Two students from the Agricultural Technology Program presented their research projects on December 2 as part of the John Lee Pratt Animal Nutrition Senior Fellows program. The program promotes the study of animal nutrition across departments throughout the College of Agriculture and Life Sciences.

Amber Edwards and Matthew Lucas were selected to participate as the 2021-2022 Agricultural Technology Pratt Undergraduate Research Scholars and have each been awarded a $3,000 scholarship. An additional $2,000 per student is awarded to the faculty advisor for supplies, student travel, and other related research activities.

Their project examined the weight gain and health benefits of creep feeding calves. The students and their faculty advisor, Agricultural Technology advanced instructor Wesley Gwaltney, worked with local cattle farmer Daniel Givens of Double M Farms in Newport, Va. Mr. Givens had reported a recent spike in respiratory issues with his freshly weaned calves and wondered if creep feeding might improve the overall health of his weaned calves.

The project had an unusual start as the original concept was the work of Faith Carrick and Cameron Lee, both Agricultural Technology spring 2021 graduates. Supply chain difficulties prevented procuring creep feeders in time for the study. Faith and Cameron ultimately did a great job with a strip grazing project at the Giles County Agriculture Land Lab, in association with Giles County Public Schools in Pearisburg, Va. Amber and Matthew were able to continue the project during the fall semester, adding their own research while enhancing their skill sets.   
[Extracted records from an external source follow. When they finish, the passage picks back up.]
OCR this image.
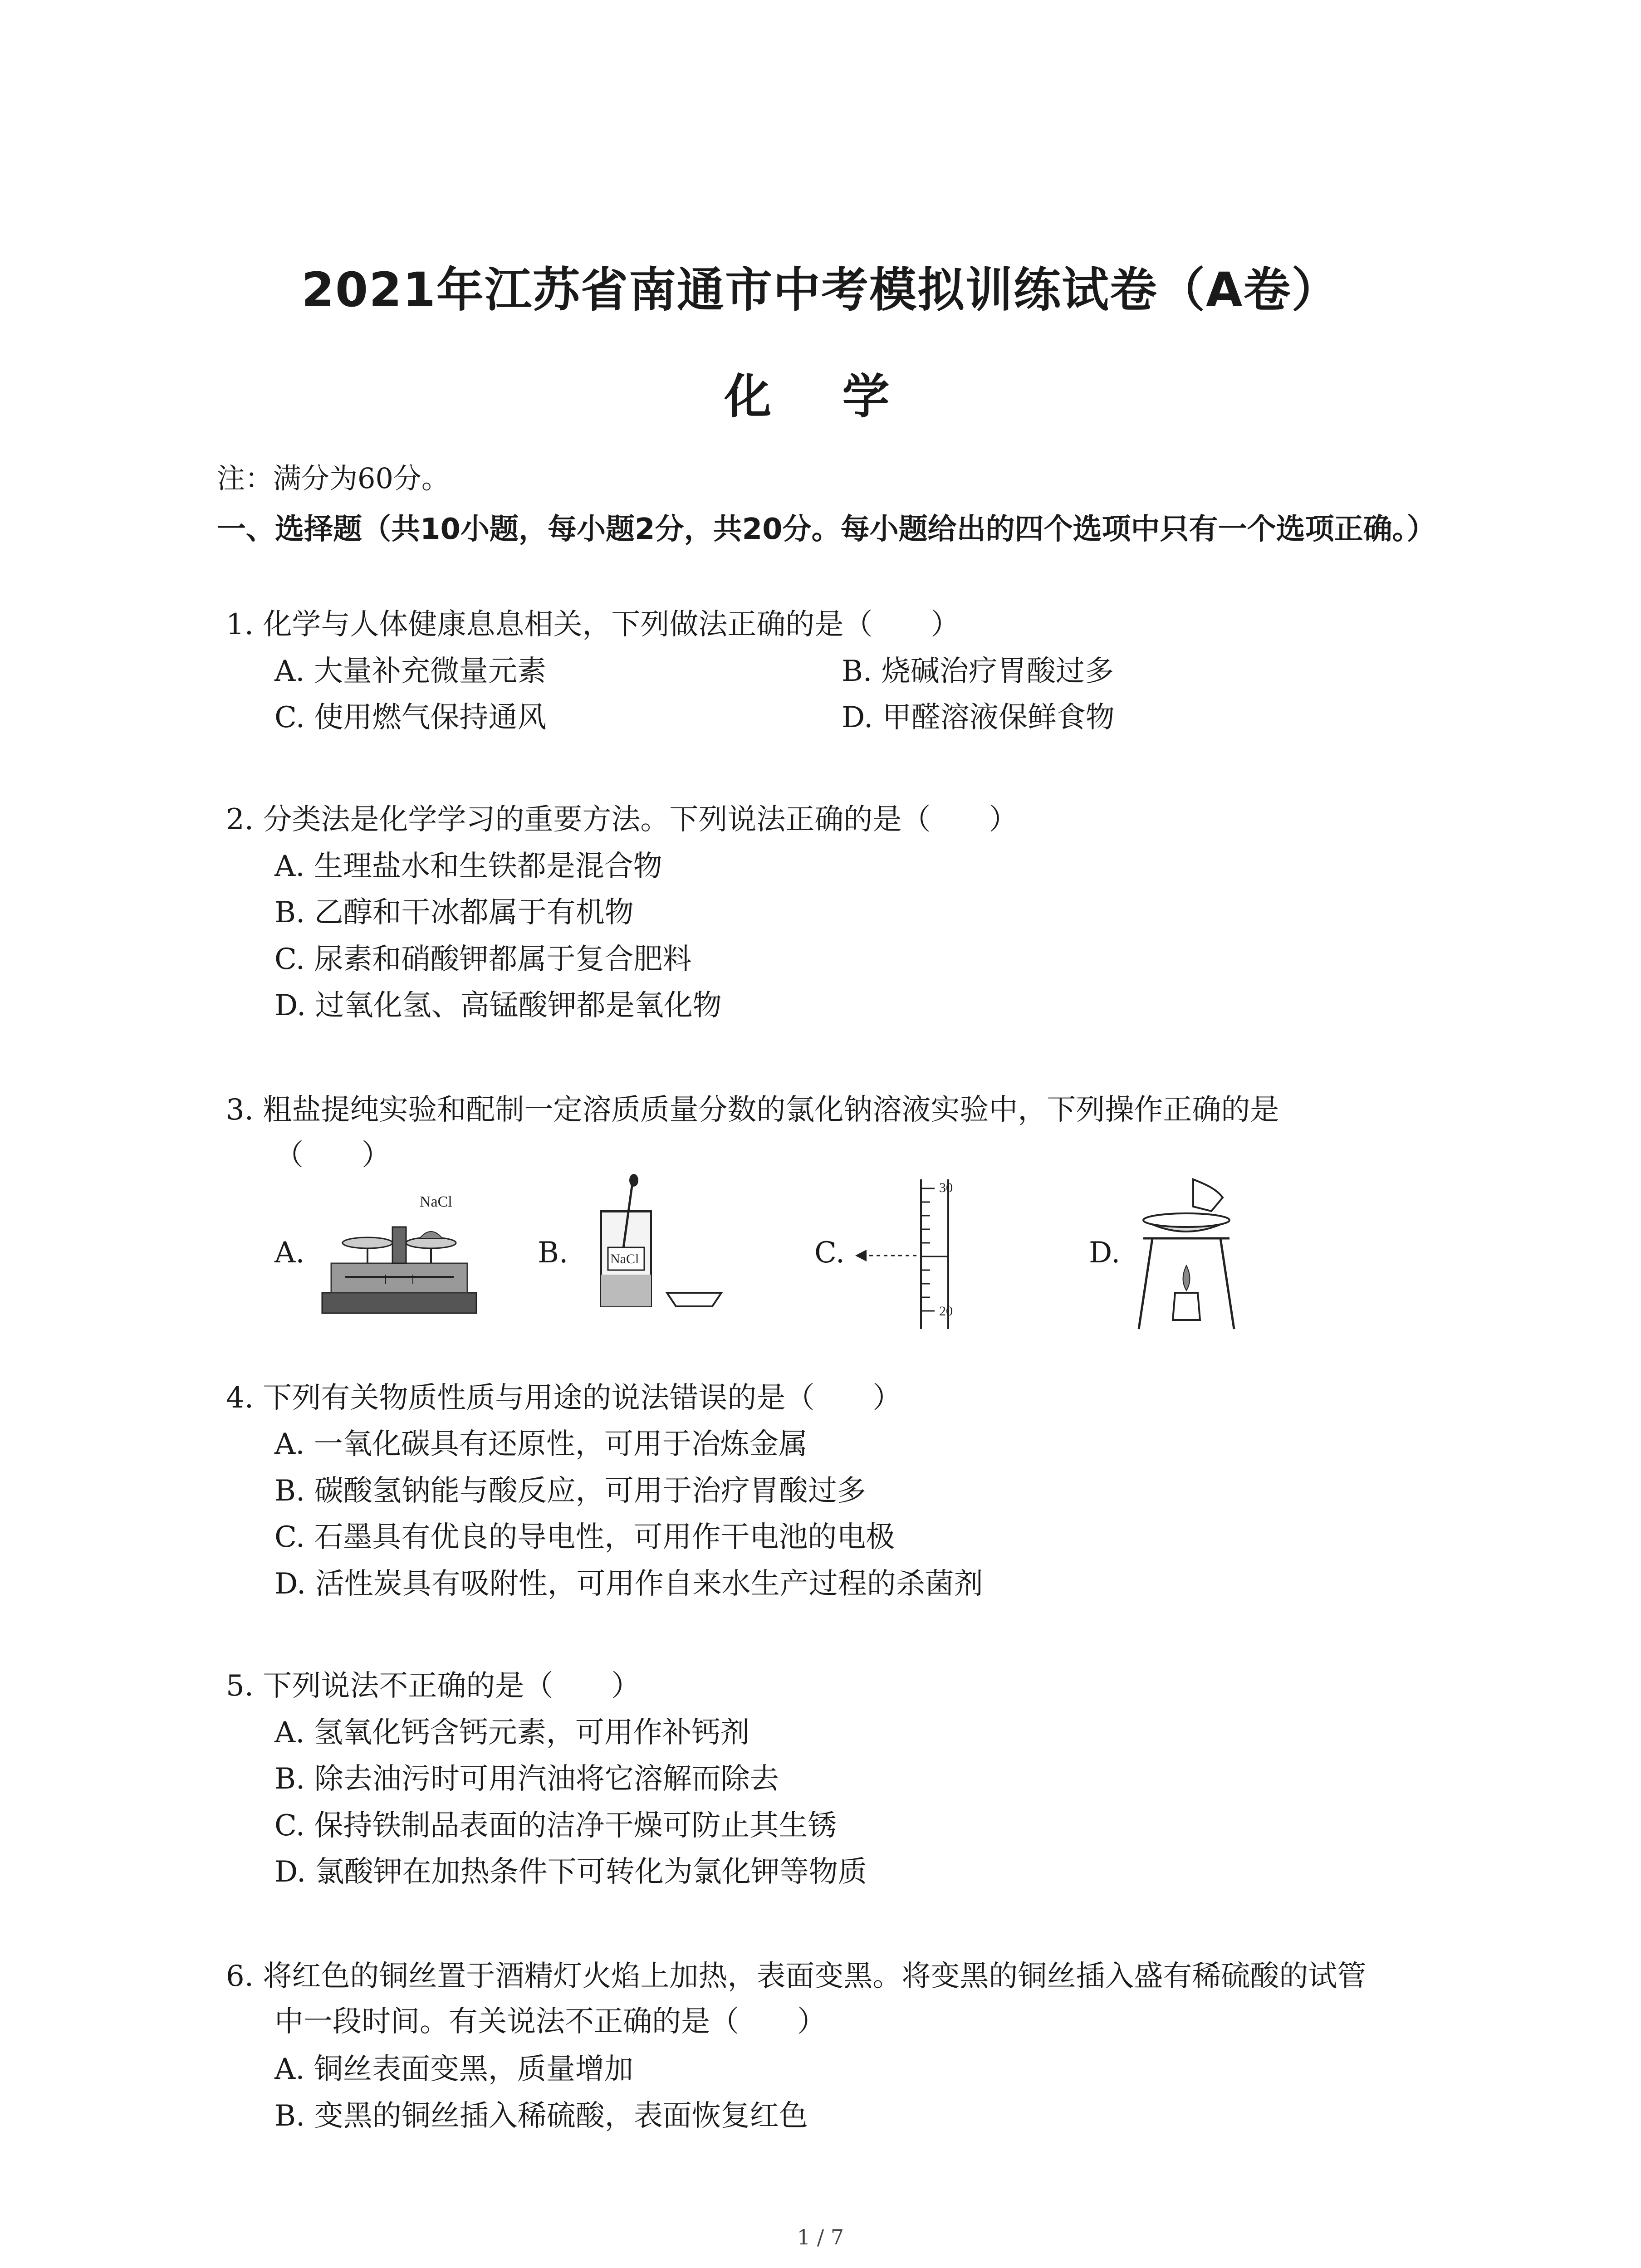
2021年江苏省南通市中考模拟训练试卷（A卷）
化 学
注：满分为60分。
一、选择题（共10小题，每小题2分，共20分。每小题给出的四个选项中只有一个选项正确。）
1. 化学与人体健康息息相关，下列做法正确的是（　　）
A. 大量补充微量元素	B. 烧碱治疗胃酸过多
C. 使用燃气保持通风	D. 甲醛溶液保鲜食物
2. 分类法是化学学习的重要方法。下列说法正确的是（　　）
A. 生理盐水和生铁都是混合物
B. 乙醇和干冰都属于有机物
C. 尿素和硝酸钾都属于复合肥料
D. 过氧化氢、高锰酸钾都是氧化物
3. 粗盐提纯实验和配制一定溶质质量分数的氯化钠溶液实验中，下列操作正确的是
（　　）
A.
NaCl
B.	NaCl	C.
30
20
D.
4. 下列有关物质性质与用途的说法错误的是（　　）
A. 一氧化碳具有还原性，可用于冶炼金属
B. 碳酸氢钠能与酸反应，可用于治疗胃酸过多
C. 石墨具有优良的导电性，可用作干电池的电极
D. 活性炭具有吸附性，可用作自来水生产过程的杀菌剂
5. 下列说法不正确的是（　　）
A. 氢氧化钙含钙元素，可用作补钙剂
B. 除去油污时可用汽油将它溶解而除去
C. 保持铁制品表面的洁净干燥可防止其生锈
D. 氯酸钾在加热条件下可转化为氯化钾等物质
6. 将红色的铜丝置于酒精灯火焰上加热，表面变黑。将变黑的铜丝插入盛有稀硫酸的试管
中一段时间。有关说法不正确的是（　　）
A. 铜丝表面变黑，质量增加
B. 变黑的铜丝插入稀硫酸，表面恢复红色
1 / 7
Mr. Gwaltney said, "I have been really impressed with Amber and Matthew’s patience and skill in cattle working.  One unique aspect of this project was the students had to weigh these calves in pastures with very basic facilities. They did a great job of safely and efficiently working these calves. I think this is a skill that will benefit them both in their future careers."  
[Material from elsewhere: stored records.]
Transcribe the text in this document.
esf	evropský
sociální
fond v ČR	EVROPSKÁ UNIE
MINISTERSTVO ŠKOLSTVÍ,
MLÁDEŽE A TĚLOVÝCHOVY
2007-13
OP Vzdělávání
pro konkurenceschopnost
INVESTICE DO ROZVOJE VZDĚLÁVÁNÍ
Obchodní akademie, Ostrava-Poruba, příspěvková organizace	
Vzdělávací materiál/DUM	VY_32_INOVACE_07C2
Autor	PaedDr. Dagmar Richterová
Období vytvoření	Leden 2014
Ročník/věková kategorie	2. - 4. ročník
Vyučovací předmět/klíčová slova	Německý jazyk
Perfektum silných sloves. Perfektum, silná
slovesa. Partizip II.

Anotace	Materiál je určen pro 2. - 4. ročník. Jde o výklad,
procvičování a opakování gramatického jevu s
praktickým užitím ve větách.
The students also gained experience with collaborating with a team of experts to complete the research, much like farmers do to solve issues on their operations. Dr. John Currin, a professor at the Virginia-Maryland College of Veterinary Medicine, helped with the design of the project and served as a resource to the students. The students utilized a portable chute and scale from the veterinary school to weigh the calves in their respective pastures. Tarter USA donated three creep feeders for the project.

Both recipients appreciated the applied nature of the research project. “I enjoyed the research for the scholarship because of the hands-on aspect of it,” Matthew said.  “The most efficient way to learn about something is to get your hands dirty and get out in the field.”  According to Amber, “This has furthered allowed me to gain hands-on experience with real problems that producers experience and to find solutions that are financially feasible and beneficial to them. This Scholarship has also taught me how to present my research in a formal manner to my fellow scholarship peers.”
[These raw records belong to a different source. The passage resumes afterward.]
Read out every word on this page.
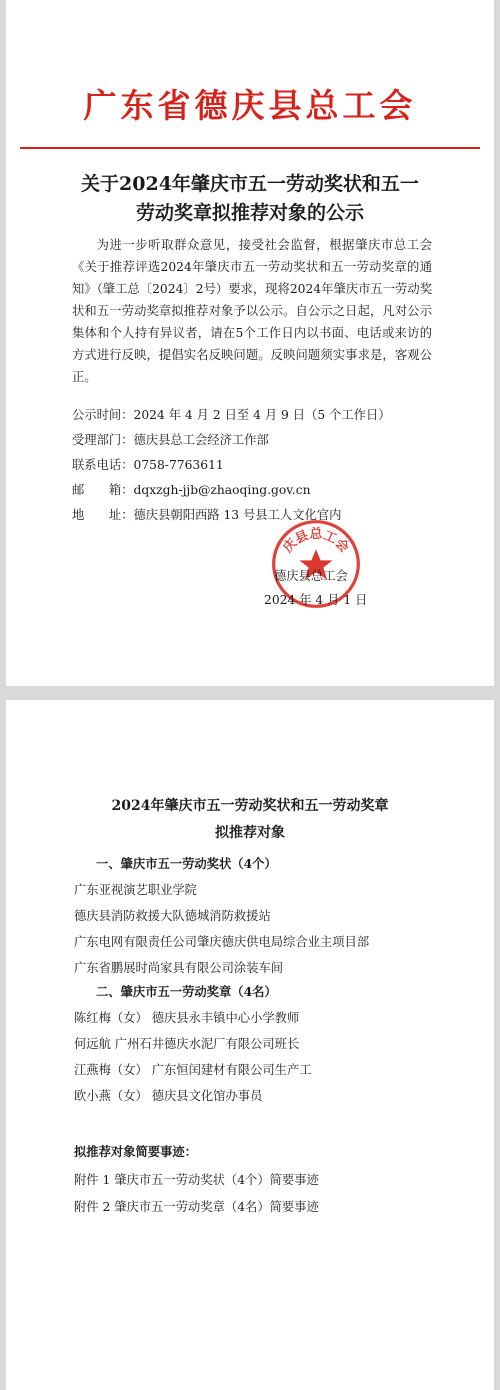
广东省德庆县总工会
关于2024年肇庆市五一劳动奖状和五一
劳动奖章拟推荐对象的公示
为进一步听取群众意见，接受社会监督，根据肇庆市总工会《关于推荐评选2024年肇庆市五一劳动奖状和五一劳动奖章的通知》（肇工总〔2024〕2号）要求，现将2024年肇庆市五一劳动奖状和五一劳动奖章拟推荐对象予以公示。自公示之日起，凡对公示集体和个人持有异议者，请在5个工作日内以书面、电话或来访的方式进行反映，提倡实名反映问题。反映问题须实事求是，客观公正。
公示时间：2024 年 4 月 2 日至 4 月 9 日（5 个工作日）
受理部门：德庆县总工会经济工作部
联系电话：0758-7763611
邮　　箱：dqxzgh-jjb@zhaoqing.gov.cn
地　　址：德庆县朝阳西路 13 号县工人文化官内
庆县总工会
德庆县总工会
2024 年 4 月 1 日
2024年肇庆市五一劳动奖状和五一劳动奖章
拟推荐对象
一、肇庆市五一劳动奖状（4个）
广东亚视演艺职业学院
德庆县消防救援大队德城消防救援站
广东电网有限责任公司肇庆德庆供电局综合业主项目部
广东省鹏展时尚家具有限公司涂装车间
二、肇庆市五一劳动奖章（4名）
陈红梅（女） 德庆县永丰镇中心小学教师
何远航 广州石井德庆水泥厂有限公司班长
江燕梅（女） 广东恒闰建材有限公司生产工
欧小燕（女） 德庆县文化馆办事员
拟推荐对象简要事迹：
附件 1 肇庆市五一劳动奖状（4个）简要事迹
附件 2 肇庆市五一劳动奖章（4名）简要事迹
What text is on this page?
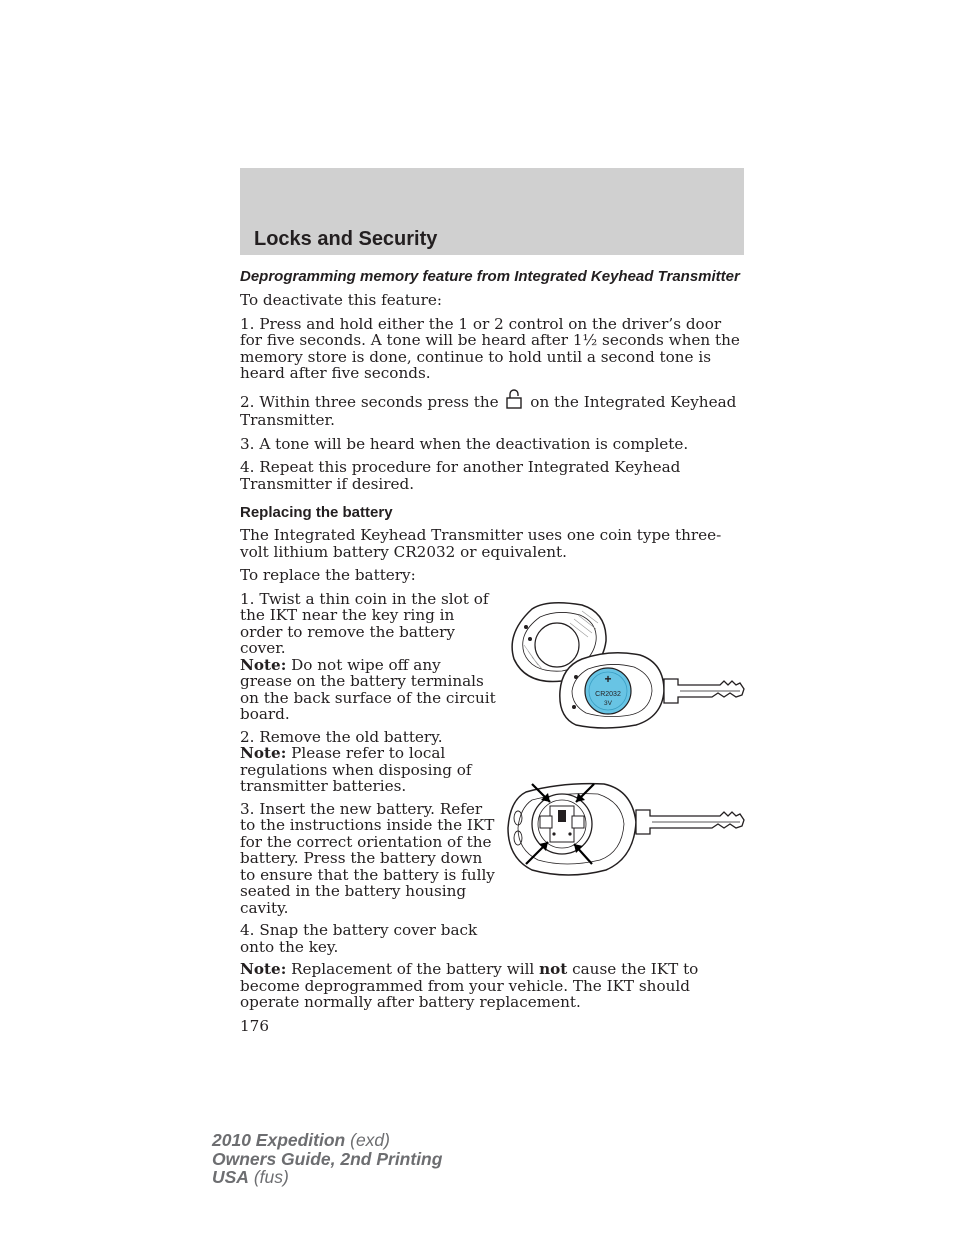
Locks and Security
Deprogramming memory feature from Integrated Keyhead Transmitter

To deactivate this feature:

1. Press and hold either the 1 or 2 control on the driver’s door for five seconds. A tone will be heard after 1½ seconds when the memory store is done, continue to hold until a second tone is heard after five seconds.

2. Within three seconds press the on the Integrated Keyhead Transmitter.

3. A tone will be heard when the deactivation is complete.

4. Repeat this procedure for another Integrated Keyhead Transmitter if desired.

Replacing the battery

The Integrated Keyhead Transmitter uses one coin type three-volt lithium battery CR2032 or equivalent.

To replace the battery:

1. Twist a thin coin in the slot of the IKT near the key ring in order to remove the battery cover.
Note: Do not wipe off any grease on the battery terminals on the back surface of the circuit board.

2. Remove the old battery.
Note: Please refer to local regulations when disposing of transmitter batteries.

3. Insert the new battery. Refer to the instructions inside the IKT for the correct orientation of the battery. Press the battery down to ensure that the battery is fully seated in the battery housing cavity.

4. Snap the battery cover back onto the key.

+
CR2032
3V

Note: Replacement of the battery will not cause the IKT to become deprogrammed from your vehicle. The IKT should operate normally after battery replacement.

176

2010 Expedition (exd)
Owners Guide, 2nd Printing
USA (fus)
Edwards and Lucas were selected as John Lee Pratt Ag Tech Research Scholars from all Agricultural Technology Program students in the Applied Agriculture Management option based on their academic success, leadership, and interest in animal nutrition. To be considered for this program, a research proposal and letter of application from the student and his or her faculty advisor are required.

The student scholarships are provided by the John Lee Pratt Foundation to encourage highly qualified students to pursue study in animal nutrition through a rewarding research project under the guidance of a faculty advisor. The funding is made available through a bequest of John Lee Pratt, a native Virginian, cattle owner, and, at one time, the CEO of General Motors.